§ 28–4551. Findings.
The Council of the District of Columbia finds that:
(1) The excessive prices of prescription drugs in the District of Columbia is threatening the health and welfare of the residents of the District as well as the District government’s ability to ensure that all residents receive the health care they need, and these excessive prices directly and indirectly cause economic harm to the District and damage the health and safety of its residents;
(2) The traditional police powers of the District of Columbia include protecting and promoting the health, safety, and welfare of its residents, regulating monopoly pricing of goods and services, and regulating to assure consumer protection and to prevent and sanction unfair trade practices; and
(3) To promote the health, safety, and welfare of its residents, it is incumbent on the government of the District of Columbia to take action to restrain the excessive prices of prescription drugs through mechanisms that are consistent with District and federal law, including the Constitution.
§ 28–4552. Definitions.
For the purposes of this chapter, the term:
(1) “Affected party” means any person directly or indirectly affected by excessive prices of patented prescription drugs, including any organization representing such persons or any person or organization representing the public interest.
(2) “High income country” means the United Kingdom, Germany, Canada, or Australia.
§ 28–4553. Excessive pricing in sales of prescription drugs, a violation of law.
It shall be unlawful for any drug manufacturer or licensee thereof, excluding a point of sale retail seller, to sell or supply for sale or impose minimum resale requirements for a patented prescription drug that results in the prescription drug being sold in the District for an excessive price.
§ 28–4554. Burden of proof; determination of excessive pricing.

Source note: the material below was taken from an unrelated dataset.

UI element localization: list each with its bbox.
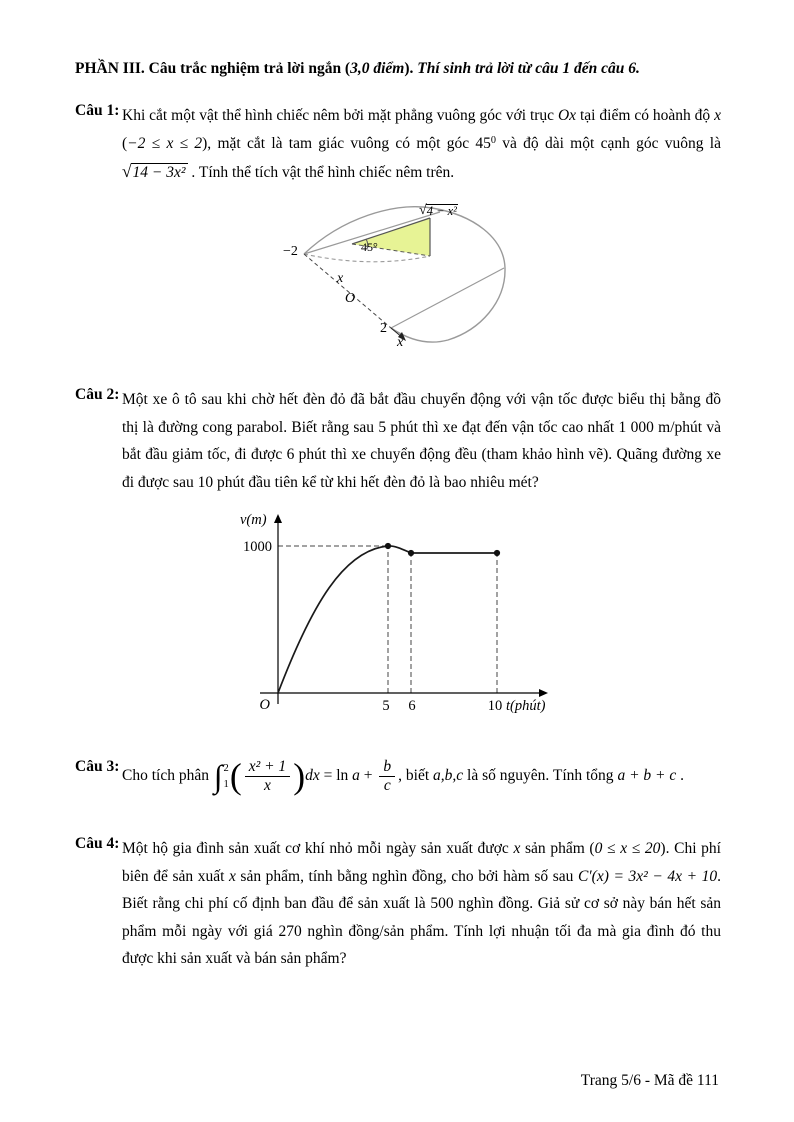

(a) A prima facie case of excessive pricing shall be established where the wholesale price of a patented prescription drug in the District is over 30% higher than the comparable price in any high income country in which the product is protected by patents or other exclusive marketing rights.
(b) Where a prima facie case of excessive pricing is shown, the burdens of providing evidence and of proving by a preponderance of the evidence shall shift to the defendant to show that a given prescription drug is not excessively priced given demonstrated costs of invention, development and production of the prescription drug, global sales and profits to date, consideration of any government funded research that supported the development of the drug, and the impact of price on access to the prescription drug by residents and the government of the District of Columbia.
§ 28–4555. Judicial remedies.
(a) Any affected party, including the District of Columbia, shall have standing to file a civil suit in a court of competent jurisdiction for a violation of this chapter and to seek a remedy, including declaratory and injunctive relief. If the District of Columbia is the plaintiff, it may seek remedies on its own behalf, on behalf of all residents of the District of Columbia, or both.
(b) If a judge of a court of competent jurisdiction finds that there has been excessive pricing in a suit filed by an affected party, the judge shall levy the appropriate civil penalties and may order, if supported by the evidence:
(1) Temporary, preliminary, or permanent injunctions to enjoin the sales of prescription drugs in the District at excessive prices;
(2) Appropriate fines for each violation;
(3) Damages, including treble damages;
(4) Reasonable attorney’s fees;
(5) The cost of litigation; or
(6) Any other relief the court deems proper.